Can people do anything to counteract this laziness?
Yes, absolutely. We can make conscious choices to override this wired laziness. As I said, we can choose to get off the couch or go out for a run. But when you do, your body is still going to be tuning your movements so that it's doing it in the most efficient way possible. That can be viewed as a good thing or a bad thing, I suppose. If you are running just to lose weight, then maybe you wish you weren't as efficient or your nervous system weren't as clever. But when you're running in a race or marathon, you want your body to be quite efficient and save some of that energy for the final push.
How do you think people became so good at optimizing movement?

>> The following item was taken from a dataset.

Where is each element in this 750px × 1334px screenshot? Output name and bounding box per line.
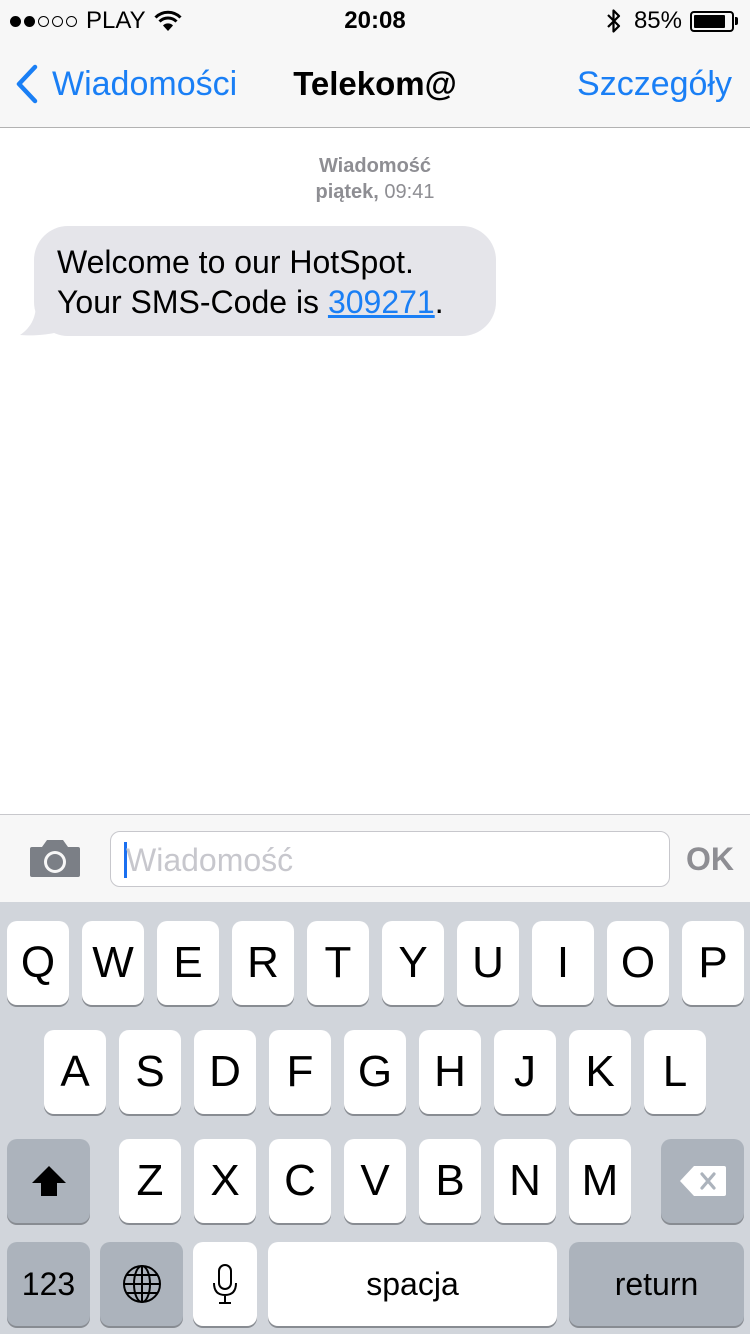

Well, we've known for a long time that people do walk in the way that's most energetically optimal. That's not the new finding. We know that out of a whole range of gait parameters that someone can select — their speed, step frequency, or muscle coordination — they choose those that are metabolically efficient. But what we haven't known, and what this study has added to the body of literature, is over what timescale this preference is formed.
You can imagine that this could have occurred over evolutionary time. We might have evolved to move this way. Or it might have occurred over the course of our lifetime. Perhaps this took years and years of walking to learn. But what we've shown is that it's something we can continually optimize in real time, over quite short time scales. At the moment we are conducting experiments to try to figure out exactly how the body solves this very complex optimization problem so quickly.
In other words, the findings showed it was not evolutionary or it was both evolutionary and during the course of a lifetime?
What our study showed in particular is that this is something that happens continuously, in real time. It is still likely that we have evolved the ability to do this, but it's not the case that our chosen gait is just hardwired. We can adapt to our surroundings remarkably well and tune our movements to new environments and constraints.
That was the motivation behind using the exoskeletons. We wanted to drop subjects into a totally new world where suddenly there are new rules around the optimal way to move. That way any walking strategies they may have learned over evolutionary or developmental timescales are obsolete. Instead, in order to move in an optimal manner in this new world, they have be able to sense and optimize energetic cost in real time. And, we found, this was indeed what they did.
Do you think these findings have practical considerations for someone who does exercise? Say someone who is running — should they change the way they're thinking about running?
I don't think our results suggest that someone should change the way they run, at least not if the goal is to improve economy. In some running circles, people advocate that athletes should run at a certain cadence or change their cadence so they are no longer at their preferred. Our results suggest that you probably can't do much better than what your nervous system is already doing. Your body tends to pick the cadence that is optimal for you.
And that brings me to my last question: I saw that the U.S Army provided a grant for the study, and I was curious whether there was a specific reason for that.
Max [Donelan, the principal investigator of the research group] was awarded a grant from the U.S Army. The money from this grant has been used to explore fundamental research questions, aimed at understanding why people move the way they do. The army is also interested in the application of these principles in the design of exoskeletons or assistance devices, potentially to restore or even enhance movement.